A. Architecture cellulaire des différents modèles

1. Evolution de la cytoarchitecture durant le développement postnatal

Au cours de l’étude menée durant le développement postnatal, il a clairement été montré que l’architecture cellulaire du cardiomyocyte subit de profonds remaniements dès les

premiers jours de vie des souris. Ces modifications majeures de la structure de la cellule cardiaque sont, au même titre que les processus d’hyperplasie et d’hypertrophie, des éléments essentiels de la réponse du cœur pour augmenter son efficacité face au constant accroissement de la demande énergétique de l’organisme en croissance. La période comprise entre 3 et 7 jours après la naissance apparaît comme étant l’étape la plus importante de la mise en place de l’architecture cellulaire. Elle permet en effet à la cellule cardiaque de passer d’un état structurel relativement anarchique, où les mitochondries sont aléatoirement dispersées dans le cytoplasme, à une organisation réticulaire de l’ensemble des organites ressemblant très fortement à la disposition stricte des organelles du cardiomyocyte adulte observée lors de l’étude et également décrite par T. Ogata (Ogata & Yamasaki, 1985). De plus, la part cytoplasmique libre caractéristique des cardiomyocytes néonataux (Muhlfeld et al., 2006) décroît fortement après 3 jours, suggérant une densification des structures internes et notamment une augmentation importante de la densité des myofilaments qui permet un accroissement de la force développée par les fibres cardiaques (Reiser et al., 1994 ; Siedner et

al., 2003).

De manière intéressante, il semble exister une concordance parfaite entre la mise en place de l’architecture et l’étape de transition entre la phase hyperplasique et la phase hypertrophique de la croissance cardiaque qui commence environ 4 jours après la naissance des souriceaux (Leu et al., 2001).

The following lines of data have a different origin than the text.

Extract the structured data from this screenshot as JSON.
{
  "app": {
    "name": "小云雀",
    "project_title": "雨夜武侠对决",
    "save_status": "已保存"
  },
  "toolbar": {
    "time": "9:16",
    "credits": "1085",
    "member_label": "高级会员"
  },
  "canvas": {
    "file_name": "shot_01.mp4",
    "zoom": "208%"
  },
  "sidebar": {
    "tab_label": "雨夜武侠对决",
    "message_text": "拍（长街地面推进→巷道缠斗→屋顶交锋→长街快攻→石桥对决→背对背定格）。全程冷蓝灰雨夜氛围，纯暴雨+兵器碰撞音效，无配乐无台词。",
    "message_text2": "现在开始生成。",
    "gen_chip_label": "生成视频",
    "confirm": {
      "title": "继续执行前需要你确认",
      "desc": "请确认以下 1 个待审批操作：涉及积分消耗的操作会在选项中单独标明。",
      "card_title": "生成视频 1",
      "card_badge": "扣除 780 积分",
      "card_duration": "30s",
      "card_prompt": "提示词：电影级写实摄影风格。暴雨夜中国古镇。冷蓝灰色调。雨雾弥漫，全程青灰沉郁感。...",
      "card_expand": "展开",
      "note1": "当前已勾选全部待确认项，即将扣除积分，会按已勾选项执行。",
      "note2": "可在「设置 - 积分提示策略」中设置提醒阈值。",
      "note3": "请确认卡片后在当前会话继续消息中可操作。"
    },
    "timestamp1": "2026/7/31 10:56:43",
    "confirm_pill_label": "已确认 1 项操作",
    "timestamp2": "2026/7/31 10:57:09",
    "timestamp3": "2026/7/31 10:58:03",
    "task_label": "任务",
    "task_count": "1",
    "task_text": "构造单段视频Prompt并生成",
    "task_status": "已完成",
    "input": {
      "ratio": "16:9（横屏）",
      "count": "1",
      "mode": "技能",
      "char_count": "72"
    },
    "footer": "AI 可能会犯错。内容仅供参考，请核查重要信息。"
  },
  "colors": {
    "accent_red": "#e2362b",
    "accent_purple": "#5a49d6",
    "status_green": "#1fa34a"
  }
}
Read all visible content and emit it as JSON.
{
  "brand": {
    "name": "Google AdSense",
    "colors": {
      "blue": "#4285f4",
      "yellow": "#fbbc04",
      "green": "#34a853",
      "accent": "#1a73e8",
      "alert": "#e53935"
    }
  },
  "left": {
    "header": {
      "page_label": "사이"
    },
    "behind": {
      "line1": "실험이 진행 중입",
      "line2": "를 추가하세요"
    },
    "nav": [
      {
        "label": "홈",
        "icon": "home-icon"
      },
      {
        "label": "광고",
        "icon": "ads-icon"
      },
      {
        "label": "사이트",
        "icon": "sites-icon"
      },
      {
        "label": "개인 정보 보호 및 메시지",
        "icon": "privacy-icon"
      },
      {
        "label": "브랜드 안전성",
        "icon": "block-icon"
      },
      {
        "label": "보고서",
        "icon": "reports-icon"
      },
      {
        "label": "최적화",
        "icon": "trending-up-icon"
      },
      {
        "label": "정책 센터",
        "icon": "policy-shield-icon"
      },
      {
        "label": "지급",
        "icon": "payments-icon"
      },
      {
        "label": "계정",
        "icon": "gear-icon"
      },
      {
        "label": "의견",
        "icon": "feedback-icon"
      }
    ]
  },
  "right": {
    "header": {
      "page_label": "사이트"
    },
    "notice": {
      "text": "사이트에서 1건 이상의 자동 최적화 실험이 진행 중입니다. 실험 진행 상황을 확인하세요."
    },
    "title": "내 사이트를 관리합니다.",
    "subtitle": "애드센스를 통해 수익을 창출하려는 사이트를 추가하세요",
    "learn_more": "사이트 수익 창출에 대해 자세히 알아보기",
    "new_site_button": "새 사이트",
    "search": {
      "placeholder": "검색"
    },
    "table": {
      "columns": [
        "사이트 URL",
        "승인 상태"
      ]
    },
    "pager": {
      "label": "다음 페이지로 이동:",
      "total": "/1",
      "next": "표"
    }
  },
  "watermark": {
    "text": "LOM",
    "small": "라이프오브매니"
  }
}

Il est à noter qu’au-delà du simple établissement, visible par microscopie, de la cytoarchitecture du cardiomyocyte en cours de maturation, cette période, durant laquelle hyperplasie et hypertrophie coexistent, est également marquée par l’apparition de l’intervention du RS dans la contraction de la cellule cardiaque qui jusque là dépendait essentiellement du flux calcique transarcolemmal (Tanaka et al., 1998 ; Schroder et al., 2006). Ceci est le reflet d’une réelle complexification de la structure interne du cardiomyocyte, atteignant son paroxysme avec la formation de tubules transverses aux alentours du quinzième jour après la naissance (Ziman et al., 2009), qui dès lors nécessite un système calcique suffisamment efficace pour accéder à l’ensemble des myofibrilles. De manière générale, l’apparition d’un couplage excitation-contraction mature est révélatrice de l’exigence organisationnelle requise par la structure de plus en plus complexe de la cellule cardiaque en maturation qui, à partir d’un certain degré structurel, ne peut plus se contenter de simples mécanismes de diffusion.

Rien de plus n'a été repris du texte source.